Cointelegraph goes to Senegal, West Africa. The mid-sized African nation recently hosted a Bitcoin (BTC) conference and more merchants and customers are joining the Lightning Network.
Armed with a camera, lightning wallet and microphone, journalist Joe Hall took to the streets of Senegal to peer below the surface of bitcoin adoption in the capital, Dakar.
As the Cointelegraph Youtube video points out, Senegal has a young, digitally native population and in recent years it has become second nature for people to send money via mobile phones rather than banks.
A mobile money provider called Wave, for example, started in 2017 in Senegal and has since expanded to other West African countries. It now has millions of users.
Much like Bitcoin, the mobile money revolution is trying to bank the unbanked and improve financial conditions for financially underserved populations. Its user experience is quite similar to sending money through Bitcoin’s Lightning Network, in that you scan a QR code or send money to a number, however, mobile money charges between 1 and 3 % and may take a few minutes to confirm. So it’s a useful tool, but too expensive for microtransactions.
In the video, Hall sends Bitcoin over the Lightning Network to a Wave official, who showed interest and surprise at the effectiveness of the Bitcoin Lightning Network. In fact, many Senegalese were interested in receiving, acquiring, or learning how to hold Bitcoin.
The Dakar Bitcoin Days conference highlighted the interest of Senegalese in the knowledge and use of Bitcoin. Founded by Nourou, Dakar Bitcoin Days is part of Bitcoin Sen, another pocket of nascent Bitcoin activity in West Africa.

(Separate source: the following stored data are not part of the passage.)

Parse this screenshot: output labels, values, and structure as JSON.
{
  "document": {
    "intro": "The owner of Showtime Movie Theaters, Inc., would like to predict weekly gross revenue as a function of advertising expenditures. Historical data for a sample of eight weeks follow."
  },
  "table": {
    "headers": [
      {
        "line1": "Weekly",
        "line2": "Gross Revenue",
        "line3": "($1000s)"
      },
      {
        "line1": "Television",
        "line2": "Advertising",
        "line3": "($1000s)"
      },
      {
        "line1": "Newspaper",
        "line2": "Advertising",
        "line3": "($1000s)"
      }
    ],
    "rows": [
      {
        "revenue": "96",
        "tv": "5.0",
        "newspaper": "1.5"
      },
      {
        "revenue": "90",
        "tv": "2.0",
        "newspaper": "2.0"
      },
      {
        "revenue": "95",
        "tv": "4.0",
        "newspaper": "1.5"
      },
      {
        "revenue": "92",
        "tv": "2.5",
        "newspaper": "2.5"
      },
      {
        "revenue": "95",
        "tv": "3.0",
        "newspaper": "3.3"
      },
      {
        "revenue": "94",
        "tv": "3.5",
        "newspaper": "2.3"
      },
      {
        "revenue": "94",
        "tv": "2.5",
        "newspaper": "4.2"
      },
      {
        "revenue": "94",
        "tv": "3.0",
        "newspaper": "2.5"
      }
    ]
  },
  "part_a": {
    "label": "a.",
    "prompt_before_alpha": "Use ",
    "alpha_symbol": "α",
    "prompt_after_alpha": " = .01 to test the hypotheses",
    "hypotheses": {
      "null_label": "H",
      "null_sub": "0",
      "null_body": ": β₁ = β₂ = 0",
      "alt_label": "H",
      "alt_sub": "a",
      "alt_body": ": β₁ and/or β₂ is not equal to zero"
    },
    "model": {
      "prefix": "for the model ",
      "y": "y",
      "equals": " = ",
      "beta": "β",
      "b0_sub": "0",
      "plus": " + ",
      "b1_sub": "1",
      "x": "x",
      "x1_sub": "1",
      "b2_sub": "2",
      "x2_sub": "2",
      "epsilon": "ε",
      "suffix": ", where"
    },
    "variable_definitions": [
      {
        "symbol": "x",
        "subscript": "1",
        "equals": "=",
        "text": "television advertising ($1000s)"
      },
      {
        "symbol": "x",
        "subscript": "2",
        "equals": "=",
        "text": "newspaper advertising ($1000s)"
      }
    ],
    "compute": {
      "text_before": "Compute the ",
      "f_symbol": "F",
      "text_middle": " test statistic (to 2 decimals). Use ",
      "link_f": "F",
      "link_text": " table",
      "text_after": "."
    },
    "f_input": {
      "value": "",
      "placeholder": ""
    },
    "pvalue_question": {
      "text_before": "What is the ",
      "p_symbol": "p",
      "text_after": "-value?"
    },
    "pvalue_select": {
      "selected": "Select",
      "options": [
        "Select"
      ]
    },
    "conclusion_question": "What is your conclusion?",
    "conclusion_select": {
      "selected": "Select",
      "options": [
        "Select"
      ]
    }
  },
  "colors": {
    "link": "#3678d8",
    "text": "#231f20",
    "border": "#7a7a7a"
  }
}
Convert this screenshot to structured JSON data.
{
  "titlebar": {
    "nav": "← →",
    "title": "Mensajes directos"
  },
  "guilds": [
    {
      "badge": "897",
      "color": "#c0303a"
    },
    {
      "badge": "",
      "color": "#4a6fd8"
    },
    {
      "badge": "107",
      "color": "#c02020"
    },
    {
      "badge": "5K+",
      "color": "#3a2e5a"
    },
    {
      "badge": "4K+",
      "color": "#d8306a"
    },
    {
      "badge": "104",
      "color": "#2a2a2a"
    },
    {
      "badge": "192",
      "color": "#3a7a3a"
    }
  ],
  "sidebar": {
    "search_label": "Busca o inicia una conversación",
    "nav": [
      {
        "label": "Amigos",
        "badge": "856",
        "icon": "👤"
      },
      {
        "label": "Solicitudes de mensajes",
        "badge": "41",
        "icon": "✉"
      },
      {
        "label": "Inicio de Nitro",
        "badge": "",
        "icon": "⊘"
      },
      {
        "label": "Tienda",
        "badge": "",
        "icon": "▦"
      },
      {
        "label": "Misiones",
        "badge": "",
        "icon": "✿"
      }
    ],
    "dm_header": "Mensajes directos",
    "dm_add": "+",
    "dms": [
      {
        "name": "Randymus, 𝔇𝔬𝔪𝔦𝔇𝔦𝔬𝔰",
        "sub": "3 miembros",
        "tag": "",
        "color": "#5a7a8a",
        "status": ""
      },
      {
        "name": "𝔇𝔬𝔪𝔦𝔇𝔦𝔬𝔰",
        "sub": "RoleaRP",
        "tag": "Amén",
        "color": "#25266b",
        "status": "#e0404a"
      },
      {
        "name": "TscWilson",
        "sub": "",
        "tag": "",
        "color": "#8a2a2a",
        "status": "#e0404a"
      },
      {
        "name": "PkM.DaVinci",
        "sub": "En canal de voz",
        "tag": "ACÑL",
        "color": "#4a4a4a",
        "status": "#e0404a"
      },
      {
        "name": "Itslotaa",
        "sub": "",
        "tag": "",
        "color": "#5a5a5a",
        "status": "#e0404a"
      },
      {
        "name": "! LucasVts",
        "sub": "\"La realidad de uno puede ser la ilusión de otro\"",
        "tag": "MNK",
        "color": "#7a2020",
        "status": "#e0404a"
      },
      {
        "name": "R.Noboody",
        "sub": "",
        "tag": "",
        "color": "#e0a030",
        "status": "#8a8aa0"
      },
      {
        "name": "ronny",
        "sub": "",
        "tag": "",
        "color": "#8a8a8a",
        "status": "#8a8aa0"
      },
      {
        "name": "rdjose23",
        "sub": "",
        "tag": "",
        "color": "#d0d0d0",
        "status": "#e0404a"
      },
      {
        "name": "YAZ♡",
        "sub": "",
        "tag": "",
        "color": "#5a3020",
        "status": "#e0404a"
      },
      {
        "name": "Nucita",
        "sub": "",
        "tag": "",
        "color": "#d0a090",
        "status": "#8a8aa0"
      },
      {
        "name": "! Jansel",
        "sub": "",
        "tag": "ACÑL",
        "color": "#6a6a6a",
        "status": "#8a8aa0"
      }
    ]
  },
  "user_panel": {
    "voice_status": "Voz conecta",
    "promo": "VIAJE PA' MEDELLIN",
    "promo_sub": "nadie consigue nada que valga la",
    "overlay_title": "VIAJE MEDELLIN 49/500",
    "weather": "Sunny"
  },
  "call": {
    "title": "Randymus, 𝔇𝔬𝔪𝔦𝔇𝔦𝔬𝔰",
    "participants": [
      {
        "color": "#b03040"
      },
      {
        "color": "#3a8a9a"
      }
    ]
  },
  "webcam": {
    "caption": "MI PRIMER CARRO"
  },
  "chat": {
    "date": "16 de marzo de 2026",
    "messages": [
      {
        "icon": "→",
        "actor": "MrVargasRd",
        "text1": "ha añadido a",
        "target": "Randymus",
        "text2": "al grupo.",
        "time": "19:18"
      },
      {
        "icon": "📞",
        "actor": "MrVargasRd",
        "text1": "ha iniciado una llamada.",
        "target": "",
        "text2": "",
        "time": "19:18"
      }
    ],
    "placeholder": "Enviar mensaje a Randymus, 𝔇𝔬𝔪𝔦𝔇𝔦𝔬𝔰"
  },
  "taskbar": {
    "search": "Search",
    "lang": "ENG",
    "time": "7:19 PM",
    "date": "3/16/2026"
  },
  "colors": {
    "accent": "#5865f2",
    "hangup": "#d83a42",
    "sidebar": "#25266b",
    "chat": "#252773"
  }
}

However, the main reason that could lead to greater Bitcoin adoption in Senegal is to break the monetary shackles of its colonial past.
Related: “We Don’t Like Our Money”: The History of CFA and Bitcoin in Africa
In 1994, the value of the local currency, the CFA, was halved by a combination of efforts by France, the IMF, and the World Bank. Senegalese fiduciary savings have been decimated.
The scars of this monetary collapse and its residual regime remain in West Africa and Senegal. CFA money is not sovereign and it disempowers and deprives people of their rights.
This is why people are looking for alternatives, and some are turning to Bitcoin.